Cysteine protease and cystatin expression and activity during soybean nodule development and senescence

Abstract

Background: Nodules play an important role in fixing atmospheric nitrogen for soybean growth. Premature senescence of nodules can negatively impact on nitrogen availability for plant growth and, as such, we need a better understanding of nodule development and senescence. Cysteine proteases are known to play a role in nodule senescence, but knowledge is still fragmented regarding the function their inhibitors (cystatins) during the development and senescence of soybean nodules. This study provides the first data with regard to cystatin expression during nodule development combined with biochemical characterization of their inhibition strength.

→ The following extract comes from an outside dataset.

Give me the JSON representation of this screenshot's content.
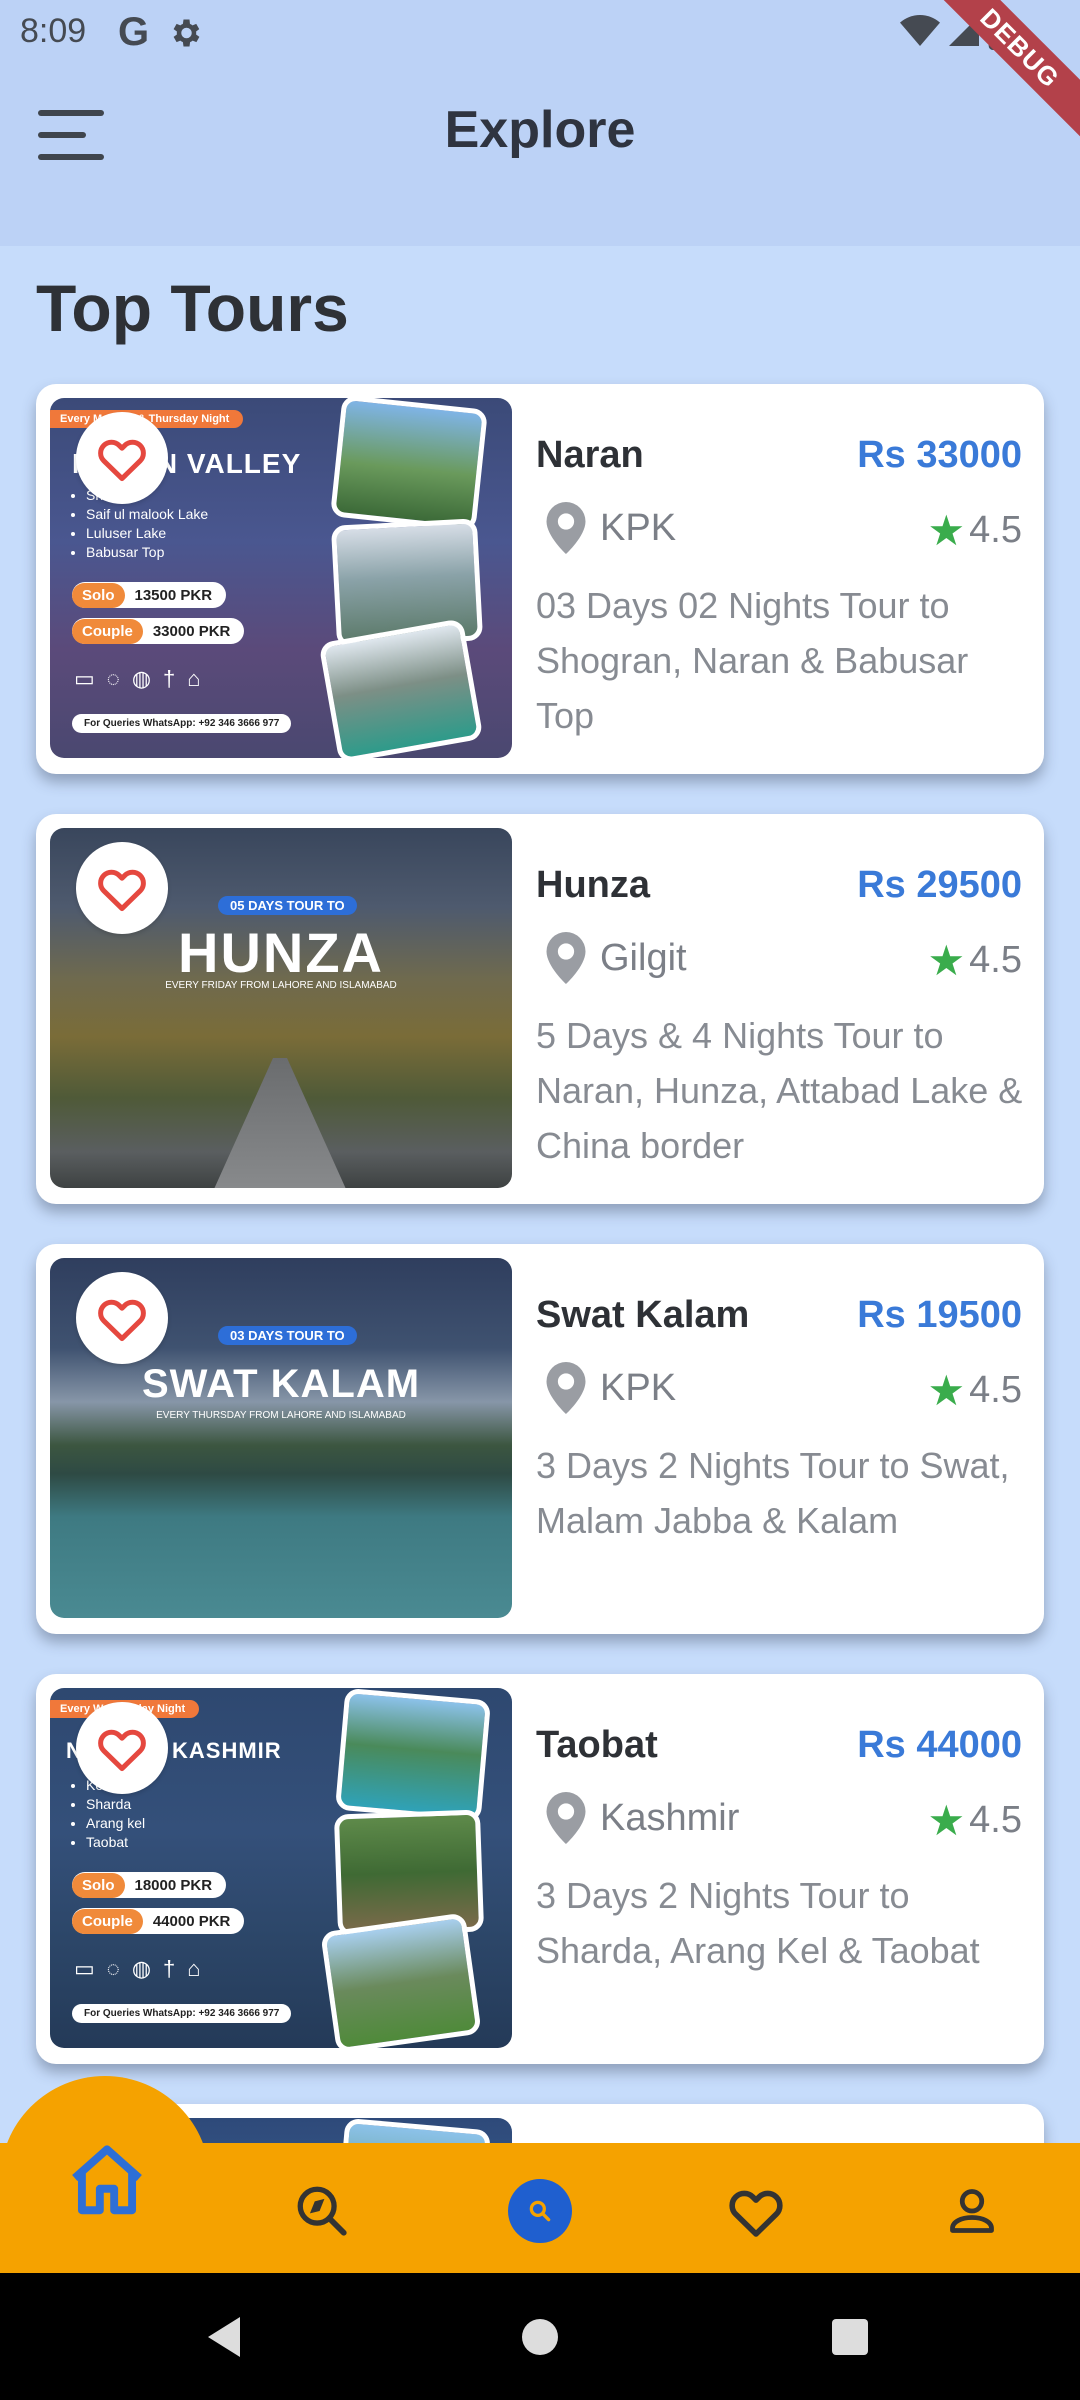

Results: Seventy nine non-redundant cysteine protease gene sequences with homology to papain, belonging to different subfamilies, and several legumain-like cysteine proteases (vacuole processing enzymes) were identified from the soybean genome assembly with eighteen of these cysteine proteases actively transcribed during nodule development and senescence. In addition, nineteen non-redundant cystatins similar to oryzacystatin-I and belonging to cystatin subgroups A and C were identified from the soybean genome assembly with seven actively transcribed in nodules. Most cystatins had preferential affinity to cathepsin L-like cysteine proteases. Transcription of cystatins Glyma05g28250, Glyma15g12211, Glyma15g36180 particularly increased during onset of senescence, possibly regulating proteolysis when nodules senesce and undergo programmed cell death. Both actively transcribed and non-actively transcribed nodule cystatins inhibited cathepsin-L- and B-like activities in different age nodules and they also inhibited papain and cathepsin-L activity when expressed and purified from bacterial cells.

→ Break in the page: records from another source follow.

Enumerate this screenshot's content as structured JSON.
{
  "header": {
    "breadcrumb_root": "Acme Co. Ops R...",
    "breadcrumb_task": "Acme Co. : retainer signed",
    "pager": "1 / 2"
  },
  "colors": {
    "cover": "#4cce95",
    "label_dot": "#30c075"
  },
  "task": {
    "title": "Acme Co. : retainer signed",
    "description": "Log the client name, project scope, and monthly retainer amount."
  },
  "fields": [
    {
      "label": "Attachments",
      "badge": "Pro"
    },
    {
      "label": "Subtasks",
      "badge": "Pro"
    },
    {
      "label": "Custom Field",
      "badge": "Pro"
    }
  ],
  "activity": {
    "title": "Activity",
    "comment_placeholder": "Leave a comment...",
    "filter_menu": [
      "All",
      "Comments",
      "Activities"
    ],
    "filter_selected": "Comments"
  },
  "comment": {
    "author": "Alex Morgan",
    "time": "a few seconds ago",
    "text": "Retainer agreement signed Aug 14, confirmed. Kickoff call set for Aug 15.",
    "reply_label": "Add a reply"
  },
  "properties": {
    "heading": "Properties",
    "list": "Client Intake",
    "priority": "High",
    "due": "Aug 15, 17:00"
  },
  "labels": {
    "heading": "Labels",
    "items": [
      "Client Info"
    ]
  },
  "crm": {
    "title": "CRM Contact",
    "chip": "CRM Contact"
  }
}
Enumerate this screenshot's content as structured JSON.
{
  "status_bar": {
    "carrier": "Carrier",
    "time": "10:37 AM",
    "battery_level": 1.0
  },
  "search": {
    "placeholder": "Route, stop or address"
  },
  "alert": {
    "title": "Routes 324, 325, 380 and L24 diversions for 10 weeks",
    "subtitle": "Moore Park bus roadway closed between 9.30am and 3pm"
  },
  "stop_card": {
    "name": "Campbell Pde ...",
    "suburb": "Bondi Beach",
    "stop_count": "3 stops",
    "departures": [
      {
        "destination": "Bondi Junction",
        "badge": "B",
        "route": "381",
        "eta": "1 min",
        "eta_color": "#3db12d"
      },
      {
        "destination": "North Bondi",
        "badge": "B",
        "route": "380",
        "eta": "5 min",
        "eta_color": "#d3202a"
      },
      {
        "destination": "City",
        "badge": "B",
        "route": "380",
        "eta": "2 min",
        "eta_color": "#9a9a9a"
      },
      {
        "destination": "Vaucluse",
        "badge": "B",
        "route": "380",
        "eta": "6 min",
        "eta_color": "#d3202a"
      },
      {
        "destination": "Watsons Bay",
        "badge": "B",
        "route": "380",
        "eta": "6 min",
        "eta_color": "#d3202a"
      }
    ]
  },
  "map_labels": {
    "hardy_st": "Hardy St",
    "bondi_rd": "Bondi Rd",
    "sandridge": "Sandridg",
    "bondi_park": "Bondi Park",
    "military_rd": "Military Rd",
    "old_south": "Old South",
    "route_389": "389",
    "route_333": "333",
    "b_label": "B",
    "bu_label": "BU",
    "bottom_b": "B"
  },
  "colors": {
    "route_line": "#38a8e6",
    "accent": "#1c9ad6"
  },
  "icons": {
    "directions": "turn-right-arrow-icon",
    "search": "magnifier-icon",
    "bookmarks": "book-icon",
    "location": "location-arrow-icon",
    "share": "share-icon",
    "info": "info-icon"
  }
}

Conclusions: Overlap in activities and specificities of actively and non-actively transcribed cystatins raises the question if non-transcribed cystatins provide a reservoir for response to particular environments. This data might be applicable to the development of strategies to extend the active life span of nodules or prevent environmentally induced senescence.

Figure 1

Mapping of transcribed soybean nodule cystatins to different I25 cystatin subfamilies.

Figure 2

Mapping of transcribed cysteine proteases to sub-families and functional groups with similarity to the C1 cysteine protease papain.

Figure 3

Expression changes of cystatins, cysteine proteases and vacuolar processing enzymes. (A) Expression of cystatins (CYS) (B) cysteine proteases (CYP) and (C) vacuolar processing enzymes (VPE) in 4, 8 and 14 week old nodules expressed as FPKM (transcript abundances in fragments per kilobase of exon per million fragments mapped). Colour scale represents transcription for each time point normalized by subtracting the mean/median of three values from each individual value for each gene reduced by SD/RMS. * indicates significant change (p < 0.05) in transcription between individual time points. Multi-experiment viewer (MeV v4.8.1) software package was applied to graphically represent data [52].

Figure 4

Relative expression measured by quantitative real-time PCR of soybean cysteine proteases, cystatins, leghemoglobin and a VPE at each time point (4, 8 and 14 weeks) and corresponding FPKM abundance estimates derived from RNA-Seq mapping.